A Moelk, il fallut se séparer du brave pilote, et ce ne fut pas sans
regret. Ils ne trouvaient pas dans les embarcations qui s'offrirent pour
les mener plus loin les mêmes conditions d'isolement et de sécurité.
Consuelo se sentait reposée, rafraîchie, aguerrie contre tous les
accidents. Elle proposa à Joseph de reprendre leur route à pied jusqu'à
nouvelle occurrence. Ils avaient encore vingt lieues à faire, et cette
manière d'aller n'était pas fort abréviative. C'est que Consuelo, tout en
se persuadant qu'elle était impatiente de reprendre les habits de son sexe
et les convenances de sa position, était au fond du coeur, il faut bien
l'avouer, aussi peu désireuse que Joseph de voir la fin de son expédition,
Elle était trop artiste par toutes les fibres de son organisation, pour ne
pas aimer la liberté, les hasards, les actes de courage et d'adresse, le
spectacle continuel et varié de cette nature que le piéton seul possède
entièrement, enfin toute l'activité romanesque de la vie errante et isolée.
Je l'appelle isolée, lecteur, pour exprimer une impression secrète et
mystérieuse qu'il est plus facile à vous de comprendre qu'à moi de définir.

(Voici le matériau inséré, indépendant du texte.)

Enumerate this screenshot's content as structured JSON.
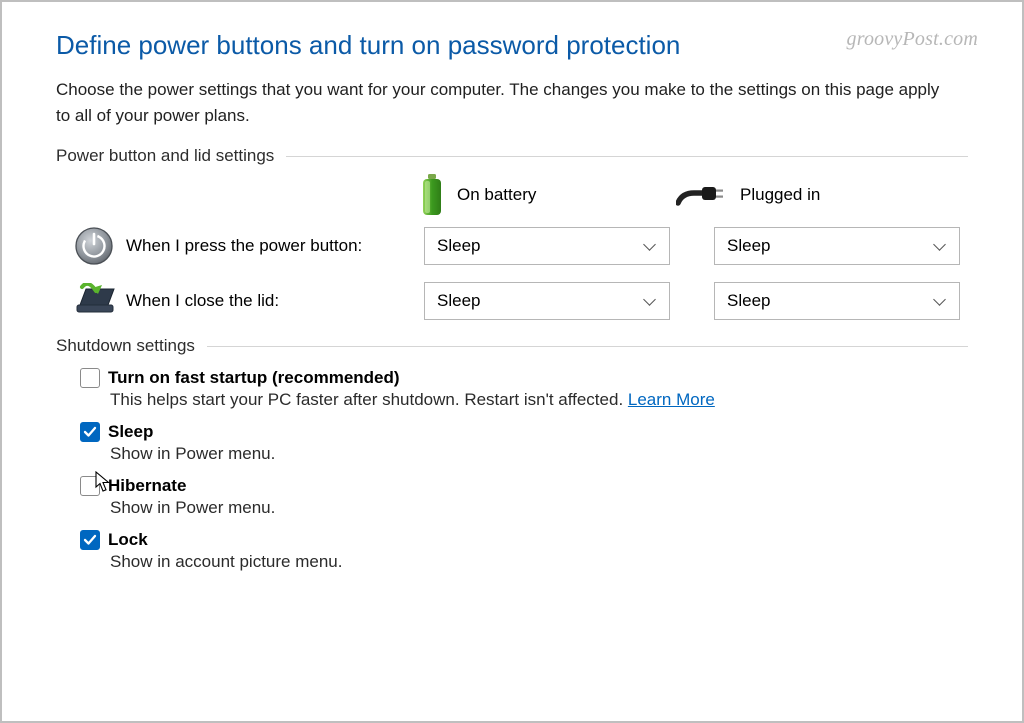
{
  "watermark": "groovyPost.com",
  "header": {
    "title": "Define power buttons and turn on password protection",
    "intro": "Choose the power settings that you want for your computer. The changes you make to the settings on this page apply to all of your power plans."
  },
  "sections": {
    "power_section_label": "Power button and lid settings",
    "shutdown_section_label": "Shutdown settings"
  },
  "columns": {
    "battery": "On battery",
    "plugged": "Plugged in"
  },
  "rows": {
    "power_button": {
      "label": "When I press the power button:",
      "battery_value": "Sleep",
      "plugged_value": "Sleep"
    },
    "close_lid": {
      "label": "When I close the lid:",
      "battery_value": "Sleep",
      "plugged_value": "Sleep"
    }
  },
  "shutdown": {
    "fast_startup": {
      "checked": false,
      "title": "Turn on fast startup (recommended)",
      "desc_pre": "This helps start your PC faster after shutdown. Restart isn't affected. ",
      "learn_more": "Learn More"
    },
    "sleep": {
      "checked": true,
      "title": "Sleep",
      "desc": "Show in Power menu."
    },
    "hibernate": {
      "checked": false,
      "title": "Hibernate",
      "desc": "Show in Power menu."
    },
    "lock": {
      "checked": true,
      "title": "Lock",
      "desc": "Show in account picture menu."
    }
  }
}
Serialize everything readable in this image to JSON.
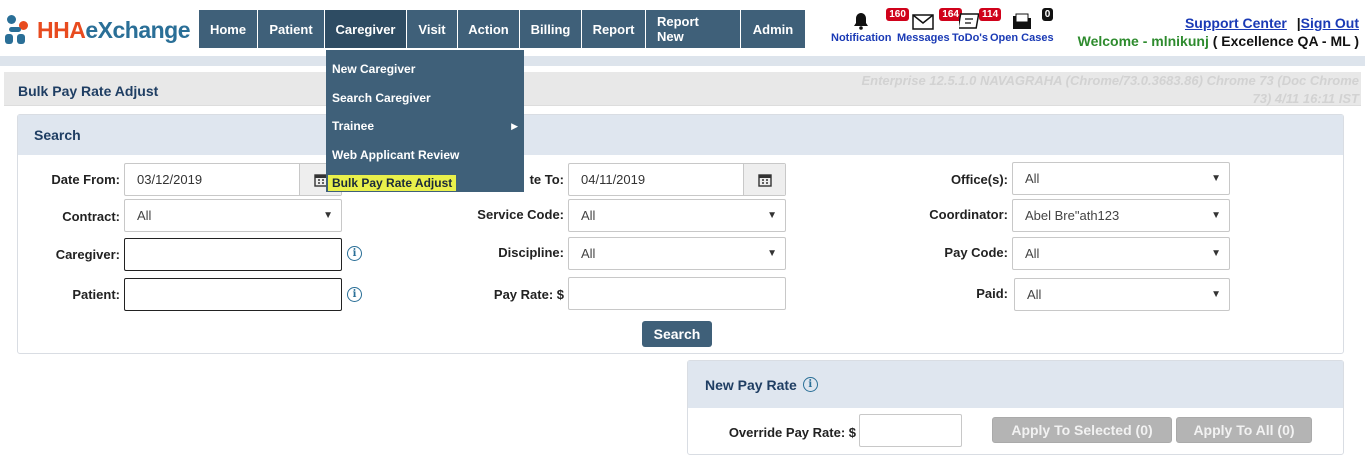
{
  "brand": {
    "part1": "HHA",
    "part2": "eXchange"
  },
  "nav": [
    {
      "label": "Home",
      "name": "nav-home"
    },
    {
      "label": "Patient",
      "name": "nav-patient"
    },
    {
      "label": "Caregiver",
      "name": "nav-caregiver"
    },
    {
      "label": "Visit",
      "name": "nav-visit"
    },
    {
      "label": "Action",
      "name": "nav-action"
    },
    {
      "label": "Billing",
      "name": "nav-billing"
    },
    {
      "label": "Report",
      "name": "nav-report"
    },
    {
      "label": "Report New",
      "name": "nav-report-new"
    },
    {
      "label": "Admin",
      "name": "nav-admin"
    }
  ],
  "notifications": {
    "notification": {
      "label": "Notification",
      "count": "160"
    },
    "messages": {
      "label": "Messages",
      "count": "164"
    },
    "todos": {
      "label": "ToDo's",
      "count": "114"
    },
    "open_cases": {
      "label": "Open Cases",
      "count": "0"
    }
  },
  "toplinks": {
    "support": "Support Center",
    "separator": "|",
    "signout": "Sign Out"
  },
  "welcome": {
    "prefix": "Welcome - mlnikunj",
    "account": "( Excellence QA - ML )"
  },
  "page_title": "Bulk Pay Rate Adjust",
  "version": {
    "line1": "Enterprise 12.5.1.0 NAVAGRAHA (Chrome/73.0.3683.86) Chrome 73 (Doc Chrome",
    "line2": "73) 4/11 16:11 IST"
  },
  "dropdown": [
    {
      "label": "New Caregiver",
      "submenu": false
    },
    {
      "label": "Search Caregiver",
      "submenu": false
    },
    {
      "label": "Trainee",
      "submenu": true
    },
    {
      "label": "Web Applicant Review",
      "submenu": false
    },
    {
      "label": "Bulk Pay Rate Adjust",
      "submenu": false,
      "highlighted": true
    }
  ],
  "search": {
    "title": "Search",
    "date_from_label": "Date From:",
    "date_from_value": "03/12/2019",
    "date_to_label": "te To:",
    "date_to_value": "04/11/2019",
    "offices_label": "Office(s):",
    "offices_value": "All",
    "contract_label": "Contract:",
    "contract_value": "All",
    "service_code_label": "Service Code:",
    "service_code_value": "All",
    "coordinator_label": "Coordinator:",
    "coordinator_value": "Abel Bre\"ath123",
    "caregiver_label": "Caregiver:",
    "caregiver_value": "",
    "discipline_label": "Discipline:",
    "discipline_value": "All",
    "pay_code_label": "Pay Code:",
    "pay_code_value": "All",
    "patient_label": "Patient:",
    "patient_value": "",
    "pay_rate_label": "Pay Rate: $",
    "pay_rate_value": "",
    "paid_label": "Paid:",
    "paid_value": "All",
    "button": "Search"
  },
  "new_pay_rate": {
    "title": "New Pay Rate",
    "override_label": "Override Pay Rate: $",
    "override_value": "",
    "apply_selected": "Apply To Selected (0)",
    "apply_all": "Apply To All (0)"
  },
  "colors": {
    "nav_bg": "#3f6079",
    "brand_orange": "#e84b1f",
    "brand_blue": "#2a6f97",
    "badge_red": "#d0021b",
    "highlight": "#e9f04b"
  }
}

C'est, je crois, un état de l'âme qui n'a pas été nommé dans notre langue,
mais que vous devez vous rappeler, si vous avez voyagé à pied, au loin,
et tout seul, ou avec un autre vous-même, ou enfin, comme Consuelo, avec
un compagnon facile, enjoué, complaisant, et monté à l'unisson de votre
cerveau. Dans ces moments-là, si vous étiez dégagé de toute sollicitude
immédiate, de tout motif inquiétant, vous avez, je n'en doute pas, ressenti
une sorte de joie étrange, peut-être égoïste tant soit peu, en vous disant:
A l'heure qu'il est, personne ne s'embarrasse de moi, et personne ne
m'embarrasse. Nul ne sait où je suis. Ceux qui dominent ma vie me
chercheraient en vain; ils ne peuvent me découvrir dans ce milieu inconnu
de tous, nouveau pour moi-même, où je me suis réfugié. Ceux que ma vie
impressionne et agite se reposent de moi, comme moi de mon action sur eux.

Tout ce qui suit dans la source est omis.